The Four Buying Habits Series: The Humanistic Buyer
When marketing your law firm, it is essential to consider the decision-making process people engage in when it comes to hiring an attorney. People typically demonstrate four main buying habits when making a purchase or hiring a professional service provider. By identifying those patterns and tailoring your marketing efforts toward them, you can make sure you are not alienating a segment of the market. The four main buying habits are: competitive, spontaneous, methodical, and humanistic, and each group has a set of easily identifiable traits. If your website and marketing materials speak to each of the four groups, you have a greater chance of making a convincing case that you are the right option for them.
The humanistic buyer makes decisions based on emotion rather than logic, but should not to be confused with a spontaneous buyer who may be impulsive or in a rush. Instead, the humanistic buyer is seeking a connection to the attorney or the firm, and will contact you if they feel you are the right “fit” for them on a personal level. Attorneys and marketers often overlook this group of buyers in legal marketing because legal websites tend to sacrifice the “human touches” in order to display professionalism, strength, and results.
The humanistic buyer is often not interested in million dollar verdicts or awards and accolades. Rather, they want to know who you are as a person and seek reassurance that you are genuinely interested in helping them. Pictures, videos, and non-legal signals, such as your hobbies or involvement in the community, often reassures this buyer.

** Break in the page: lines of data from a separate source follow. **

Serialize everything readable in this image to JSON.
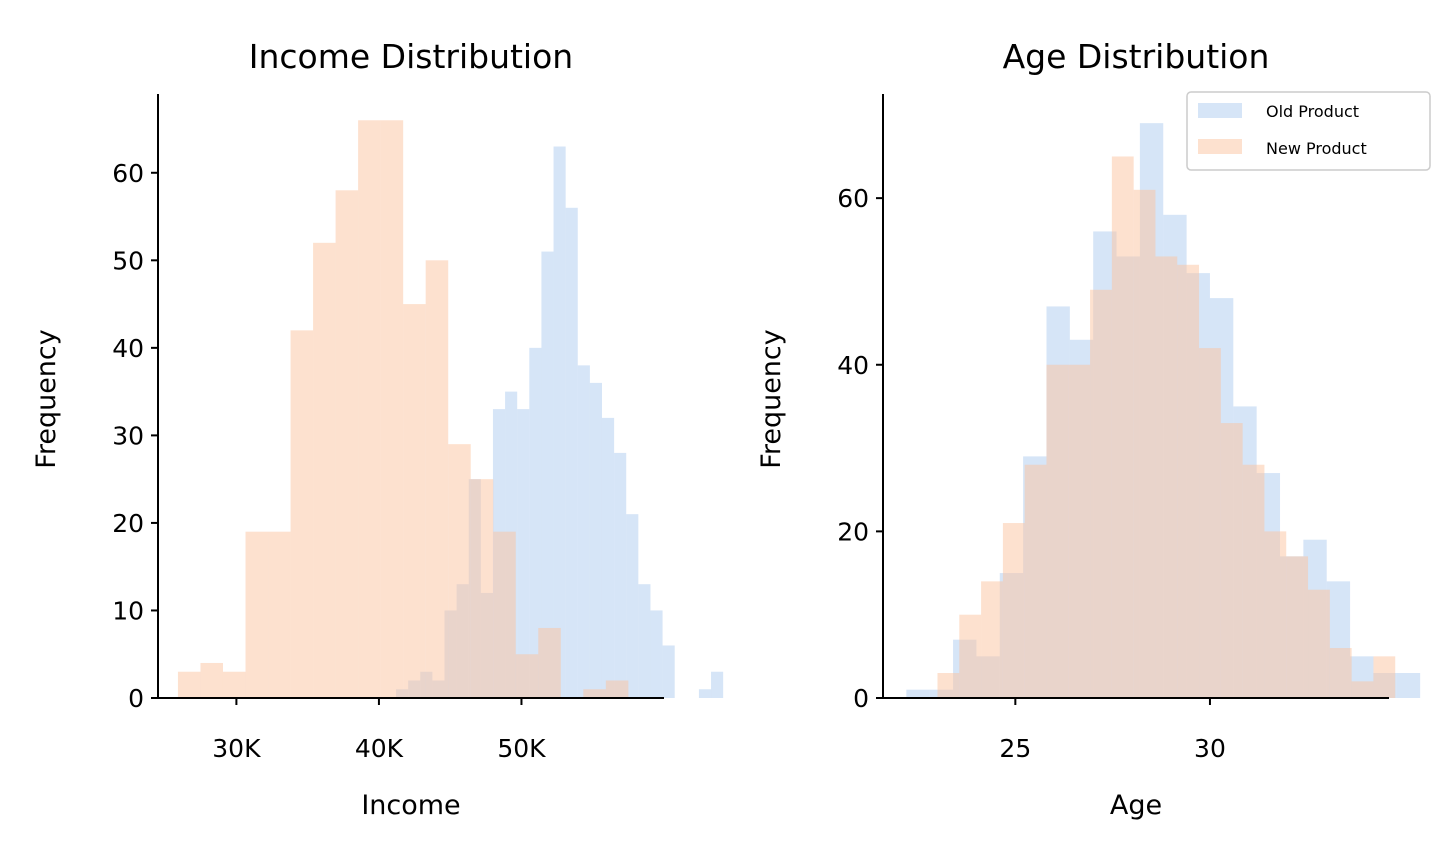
{
  "colors": {
    "old_product": "#aecbf0",
    "new_product": "#fcc49f"
  },
  "chart_data": [
    {
      "type": "bar",
      "title": "Income Distribution",
      "xlabel": "Income",
      "ylabel": "Frequency",
      "xlim": [
        24500,
        60000
      ],
      "ylim": [
        0,
        69
      ],
      "xticks": [
        {
          "value": 30000,
          "label": "30K"
        },
        {
          "value": 40000,
          "label": "40K"
        },
        {
          "value": 50000,
          "label": "50K"
        }
      ],
      "yticks": [
        {
          "value": 0,
          "label": "0"
        },
        {
          "value": 10,
          "label": "10"
        },
        {
          "value": 20,
          "label": "20"
        },
        {
          "value": 30,
          "label": "30"
        },
        {
          "value": 40,
          "label": "40"
        },
        {
          "value": 50,
          "label": "50"
        },
        {
          "value": 60,
          "label": "60"
        }
      ],
      "series": [
        {
          "name": "Old Product",
          "color_key": "old_product",
          "bin_start": 41200,
          "bin_width": 850,
          "values": [
            1,
            2,
            3,
            2,
            10,
            13,
            25,
            12,
            33,
            35,
            33,
            40,
            51,
            63,
            56,
            38,
            36,
            32,
            28,
            21,
            13,
            10,
            6,
            0,
            0,
            1,
            3
          ]
        },
        {
          "name": "New Product",
          "color_key": "new_product",
          "bin_start": 25900,
          "bin_width": 1580,
          "values": [
            3,
            4,
            3,
            19,
            19,
            42,
            52,
            58,
            66,
            66,
            45,
            50,
            29,
            25,
            19,
            5,
            8,
            0,
            1,
            2
          ]
        }
      ]
    },
    {
      "type": "bar",
      "title": "Age Distribution",
      "xlabel": "Age",
      "ylabel": "Frequency",
      "xlim": [
        21.6,
        34.6
      ],
      "ylim": [
        0,
        72.5
      ],
      "xticks": [
        {
          "value": 25,
          "label": "25"
        },
        {
          "value": 30,
          "label": "30"
        }
      ],
      "yticks": [
        {
          "value": 0,
          "label": "0"
        },
        {
          "value": 20,
          "label": "20"
        },
        {
          "value": 40,
          "label": "40"
        },
        {
          "value": 60,
          "label": "60"
        }
      ],
      "legend": {
        "position": "top-right",
        "entries": [
          "Old Product",
          "New Product"
        ]
      },
      "series": [
        {
          "name": "Old Product",
          "color_key": "old_product",
          "bin_start": 22.2,
          "bin_width": 0.6,
          "values": [
            1,
            1,
            7,
            5,
            15,
            29,
            47,
            43,
            56,
            53,
            69,
            58,
            51,
            48,
            35,
            27,
            17,
            19,
            14,
            5,
            3,
            3
          ]
        },
        {
          "name": "New Product",
          "color_key": "new_product",
          "bin_start": 23.0,
          "bin_width": 0.56,
          "values": [
            3,
            10,
            14,
            21,
            28,
            40,
            40,
            49,
            65,
            61,
            53,
            52,
            42,
            33,
            28,
            20,
            17,
            13,
            6,
            2,
            5
          ]
        }
      ]
    }
  ]
}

Photography is an essential element when gaining the attention of the humanistic buyer. If you can feature a few photos with some warmth and a personable touch, the humanistic buyer may be able to connect with you. Instead of tough posturing on the courthouse steps, a few photos in your office with your tie loosened and a smile on your face may be a more effective way to capture this buyer. Some effective photos have artfully shown members of the firm at community events, or kids and grandkids visiting the attorney’s office.
Involvement in the community can also speak to the humanistic buyer, who is again searching for an emotional connection with you and your firm. Providing scholarships, participating in mock trials, or sponsoring community events are all effective ways to reach this buyer. Sometimes, simply giving them a clue into your life outside of the office is enough. Many attorneys discuss passion projects or interests on their bio pages; for example, tidbits about their love of cycling or participation in local marathons. A mention of your family and your life outside of the firm can go a long way in convincing the humanistic buyer that you are just like them and are willing to help them with their case.